19.

Ottobre 2007

Ora l’ascensore le sembrava vivo, come una creatura soprannaturale. Quando Abby respirava, l’ascensore sospirava, scricchiolava, gemeva. Quando lei si spostava, ondeggiava, sussultava, si contorceva. Abby aveva la gola e la bocca secche e doloranti; la lingua e l’interno della bocca sembravano di carta, pronta ad assorbire ogni minima goccia di saliva che produceva.

Un refolo freddo e persistente le soffiava in faccia. Tastò nell’oscurità per trovare il pulsante di accensione del cellulare, poi lo premette per attivare la luce del display. Lo faceva ogni due o tre minuti, per controllare se c’era una tacca di segnale e per portare un minuscolo ma benvenuto raggio di luce nella sua cella instabile e sussultante.

Nessun segnale.

L’orologio sul display segnava l’una e trentadue del pomeriggio.

Tentò ancora una volta di comporre il 999. Ma il segnale era scomparso.

Con un brivido, rilesse il messaggio che le era arrivato.

So dove sei.

Nonostante non conoscesse il numero, sapeva di chi si trattava; c’era solo una persona che poteva averglielo mandato. Ma come faceva ad avere il suo numero? Era questo ciò che la preoccupava di più, al momento. Come cazzo fai a sapere il mio numero?

Era un telefono con una scheda prepagata, che aveva comprato in contanti. Aveva visto abbastanza serie televisive poliziesche per sapere che questo era ciò che facevano i delinquenti per evitare di essere rintracciati. Quelli erano i cellulari che usavano gli spacciatori di droga. L’aveva comprato per tenersi in contatto con la madre, che ora viveva dalle parti di Eastbourne, per sapere se stava bene fingendo di essere ancora all’estero. E, cosa altrettanto importante, il cellulare poteva permetterle di tenersi in contatto con Dave, e di mandargli qualche fotografia di tanto in tanto. Era difficile restare lontani a lungo da qualcuno che si amava.

Un pensiero le attraversò la mente all’improvviso: l’autore del messaggio era andato da sua madre? Ma, se anche lo avesse fatto, non avrebbe potuto avere il suo numero. Abby faceva sempre molta attenzione a tenerlo criptato. E, a parte questo, quando le aveva parlato, il giorno prima, sua madre non le aveva detto nulla di particolare e le era sembrata tranquilla.

Era possibile che lui l’avesse seguita, avesse visto dove aveva comprato il telefono e ottenuto il numero in quel modo? No. Assolutamente. L’aveva acquistato in un negozietto di cellulari in una via laterale vicino a Preston Circus, dove si era assicurata che nessuno la stesse osservando. O, almeno, aveva fatto del suo meglio per sincerarsene.

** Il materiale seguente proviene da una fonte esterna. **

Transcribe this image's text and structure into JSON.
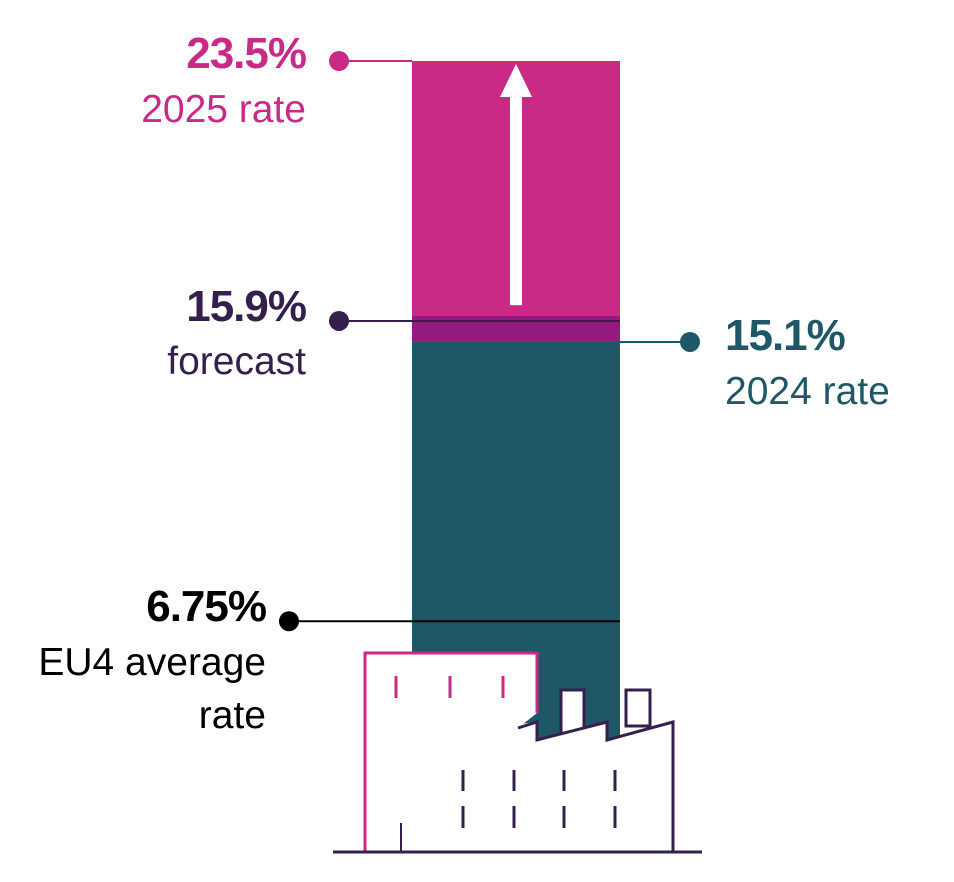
{
  "chart_data": {
    "type": "bar",
    "title": "",
    "annotations": [
      {
        "value": 23.5,
        "value_label": "23.5%",
        "label": "2025 rate",
        "color": "#c82a85"
      },
      {
        "value": 15.9,
        "value_label": "15.9%",
        "label": "forecast",
        "color": "#35204d"
      },
      {
        "value": 15.1,
        "value_label": "15.1%",
        "label": "2024 rate",
        "color": "#1e5766"
      },
      {
        "value": 6.75,
        "value_label": "6.75%",
        "label_lines": [
          "EU4 average",
          "rate"
        ],
        "color": "#000000"
      }
    ],
    "segments": [
      {
        "name": "2024 rate",
        "from": 0,
        "to": 15.1,
        "color": "#1e5766"
      },
      {
        "name": "forecast",
        "from": 15.1,
        "to": 15.9,
        "color": "#931a7e"
      },
      {
        "name": "2025 rate",
        "from": 15.9,
        "to": 23.5,
        "color": "#c82a85"
      }
    ],
    "ylim": [
      0,
      23.5
    ],
    "icons": [
      "up-arrow-icon",
      "factory-icon"
    ]
  }
}
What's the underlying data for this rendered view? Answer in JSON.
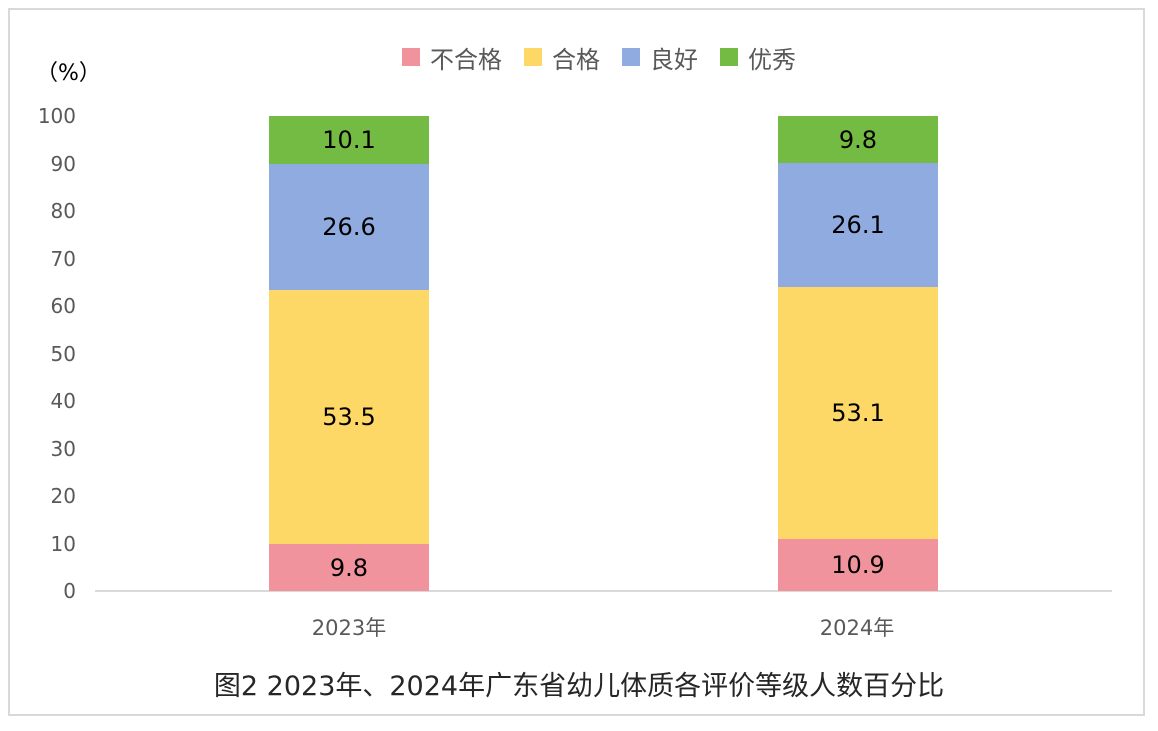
{
  "chart_data": {
    "type": "bar",
    "stacked": true,
    "title": "图2  2023年、2024年广东省幼儿体质各评价等级人数百分比",
    "xlabel": "",
    "ylabel": "（%）",
    "ylim": [
      0,
      100
    ],
    "yticks": [
      "0",
      "10",
      "20",
      "30",
      "40",
      "50",
      "60",
      "70",
      "80",
      "90",
      "100"
    ],
    "categories": [
      "2023年",
      "2024年"
    ],
    "series": [
      {
        "name": "不合格",
        "color": "#f0939c",
        "values": [
          9.8,
          10.9
        ],
        "labels": [
          "9.8",
          "10.9"
        ]
      },
      {
        "name": "合格",
        "color": "#fdd866",
        "values": [
          53.5,
          53.1
        ],
        "labels": [
          "53.5",
          "53.1"
        ]
      },
      {
        "name": "良好",
        "color": "#8fabe0",
        "values": [
          26.6,
          26.1
        ],
        "labels": [
          "26.6",
          "26.1"
        ]
      },
      {
        "name": "优秀",
        "color": "#74bb43",
        "values": [
          10.1,
          9.8
        ],
        "labels": [
          "10.1",
          "9.8"
        ]
      }
    ],
    "legend_position": "top",
    "grid": false
  }
}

Lui era nell’edificio, adesso? Che fosse lui il responsabile di quella situazione? Se fosse stato lui a metterla in trappola? E ora stava usando il tempo a sua disposizione per introdursi nel suo appartamento...? E se in quel momento era proprio dentro casa sua, a frugare?

E se avesse trovato...

Improbabile.

Abby guardò di nuovo il display.

Quelle parole la spaventavano sempre più. Una profonda spirale di paura le attraversò l’animo. Si alzò in piedi, in preda al panico, e premette di nuovo il pulsante quando la luce si spense, infilando le dita nella fessura tra le porte della cabina per la centesima volta, tentando di aprirle a forza, piangendo per la frustrazione.

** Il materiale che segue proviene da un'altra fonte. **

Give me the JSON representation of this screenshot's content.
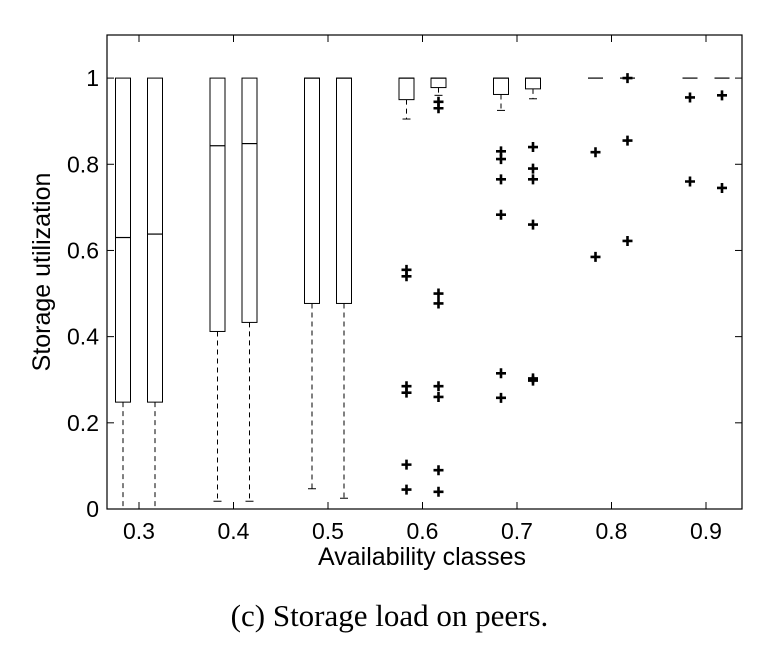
{
  "caption": "(c) Storage load on peers.",
  "chart_data": {
    "type": "boxplot",
    "xlabel": "Availability classes",
    "ylabel": "Storage utilization",
    "ylim": [
      0,
      1.1
    ],
    "yticks": [
      0,
      0.2,
      0.4,
      0.6,
      0.8,
      1
    ],
    "ytick_labels": [
      "0",
      "0.2",
      "0.4",
      "0.6",
      "0.8",
      "1"
    ],
    "categories": [
      "0.3",
      "0.4",
      "0.5",
      "0.6",
      "0.7",
      "0.8",
      "0.9"
    ],
    "grid": false,
    "boxes": [
      {
        "class": "0.3",
        "q1": 0.248,
        "median": 0.63,
        "q3": 1.0,
        "whisker_low": 0.0,
        "whisker_high": 1.0,
        "outliers": []
      },
      {
        "class": "0.3",
        "q1": 0.248,
        "median": 0.638,
        "q3": 1.0,
        "whisker_low": 0.0,
        "whisker_high": 1.0,
        "outliers": []
      },
      {
        "class": "0.4",
        "q1": 0.412,
        "median": 0.843,
        "q3": 1.0,
        "whisker_low": 0.018,
        "whisker_high": 1.0,
        "outliers": []
      },
      {
        "class": "0.4",
        "q1": 0.433,
        "median": 0.848,
        "q3": 1.0,
        "whisker_low": 0.018,
        "whisker_high": 1.0,
        "outliers": []
      },
      {
        "class": "0.5",
        "q1": 0.477,
        "median": 1.0,
        "q3": 1.0,
        "whisker_low": 0.047,
        "whisker_high": 1.0,
        "outliers": []
      },
      {
        "class": "0.5",
        "q1": 0.477,
        "median": 1.0,
        "q3": 1.0,
        "whisker_low": 0.025,
        "whisker_high": 1.0,
        "outliers": []
      },
      {
        "class": "0.6",
        "q1": 0.95,
        "median": 1.0,
        "q3": 1.0,
        "whisker_low": 0.905,
        "whisker_high": 1.0,
        "outliers": [
          0.555,
          0.54,
          0.285,
          0.27,
          0.103,
          0.045
        ]
      },
      {
        "class": "0.6",
        "q1": 0.978,
        "median": 1.0,
        "q3": 1.0,
        "whisker_low": 0.96,
        "whisker_high": 1.0,
        "outliers": [
          0.945,
          0.93,
          0.5,
          0.477,
          0.285,
          0.26,
          0.09,
          0.04
        ]
      },
      {
        "class": "0.7",
        "q1": 0.962,
        "median": 1.0,
        "q3": 1.0,
        "whisker_low": 0.925,
        "whisker_high": 1.0,
        "outliers": [
          0.83,
          0.812,
          0.765,
          0.683,
          0.315,
          0.258
        ]
      },
      {
        "class": "0.7",
        "q1": 0.975,
        "median": 1.0,
        "q3": 1.0,
        "whisker_low": 0.952,
        "whisker_high": 1.0,
        "outliers": [
          0.84,
          0.79,
          0.765,
          0.66,
          0.303,
          0.298
        ]
      },
      {
        "class": "0.8",
        "q1": 1.0,
        "median": 1.0,
        "q3": 1.0,
        "whisker_low": 1.0,
        "whisker_high": 1.0,
        "outliers": [
          0.828,
          0.585
        ]
      },
      {
        "class": "0.8",
        "q1": 1.0,
        "median": 1.0,
        "q3": 1.0,
        "whisker_low": 1.0,
        "whisker_high": 1.0,
        "outliers": [
          1.0,
          0.855,
          0.622
        ]
      },
      {
        "class": "0.9",
        "q1": 1.0,
        "median": 1.0,
        "q3": 1.0,
        "whisker_low": 1.0,
        "whisker_high": 1.0,
        "outliers": [
          0.955,
          0.76
        ]
      },
      {
        "class": "0.9",
        "q1": 1.0,
        "median": 1.0,
        "q3": 1.0,
        "whisker_low": 1.0,
        "whisker_high": 1.0,
        "outliers": [
          0.96,
          0.745
        ]
      }
    ]
  }
}
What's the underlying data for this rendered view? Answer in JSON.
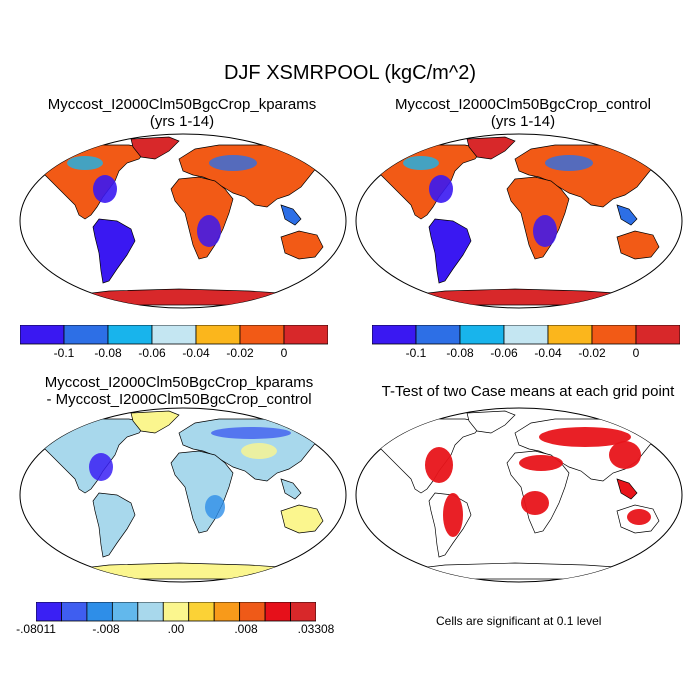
{
  "title": "DJF XSMRPOOL (kgC/m^2)",
  "panels": {
    "kparams": {
      "title_line1": "Myccost_I2000Clm50BgcCrop_kparams",
      "title_line2": "(yrs 1-14)"
    },
    "control": {
      "title_line1": "Myccost_I2000Clm50BgcCrop_control",
      "title_line2": "(yrs 1-14)"
    },
    "diff": {
      "title_line1": "Myccost_I2000Clm50BgcCrop_kparams",
      "title_line2": "- Myccost_I2000Clm50BgcCrop_control"
    },
    "ttest": {
      "title": "T-Test of two Case means at each grid point",
      "note": "Cells are significant at 0.1 level"
    }
  },
  "colors": {
    "land_outline": "#000000",
    "sig_red": "#e8141a"
  },
  "chart_data": [
    {
      "type": "heatmap",
      "name": "kparams",
      "colorbar": {
        "colors": [
          "#3a18f2",
          "#2d6fe6",
          "#18b4ec",
          "#c4e6f2",
          "#fbb61c",
          "#f25a16",
          "#d8282a"
        ],
        "tick_labels": [
          "-0.1",
          "-0.08",
          "-0.06",
          "-0.04",
          "-0.02",
          "0"
        ]
      }
    },
    {
      "type": "heatmap",
      "name": "control",
      "colorbar": {
        "colors": [
          "#3a18f2",
          "#2d6fe6",
          "#18b4ec",
          "#c4e6f2",
          "#fbb61c",
          "#f25a16",
          "#d8282a"
        ],
        "tick_labels": [
          "-0.1",
          "-0.08",
          "-0.06",
          "-0.04",
          "-0.02",
          "0"
        ]
      }
    },
    {
      "type": "heatmap",
      "name": "difference",
      "colorbar": {
        "colors": [
          "#3a20f4",
          "#3f5ef0",
          "#2e8ee8",
          "#62b8ec",
          "#a8d8ec",
          "#fbf68e",
          "#fbd236",
          "#f89a1a",
          "#ef5a18",
          "#e6101a",
          "#d8282a"
        ],
        "tick_labels": [
          "-.08011",
          "-.008",
          ".00",
          ".008",
          ".03308"
        ]
      }
    },
    {
      "type": "heatmap",
      "name": "t-test",
      "significance_level": 0.1
    }
  ]
}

Le porte non si muovevano.

Per favore, per favore, apritevi. Oh, Dio, per favore apritevi!

L’ascensore ondeggiò di nuovo. Nella sua mente si proiettò l’immagine di un subacqueo in una gabbia per gli squali, con un Grande Squalo Bianco che tentava di infilare il muso tra le sbarre. Lui era così. Un Grande Squalo Bianco. Un predatore insensibile, implacabile. Era stata una pazzia, decise, avere acconsentito a tutto questo.

Se mai c’era stato un momento nella vita in cui la sua determinazione si era incrinata e in cui avrebbe barattato tutto ciò che aveva per rimandare indietro le lancette dell’orologio, quel momento era adesso.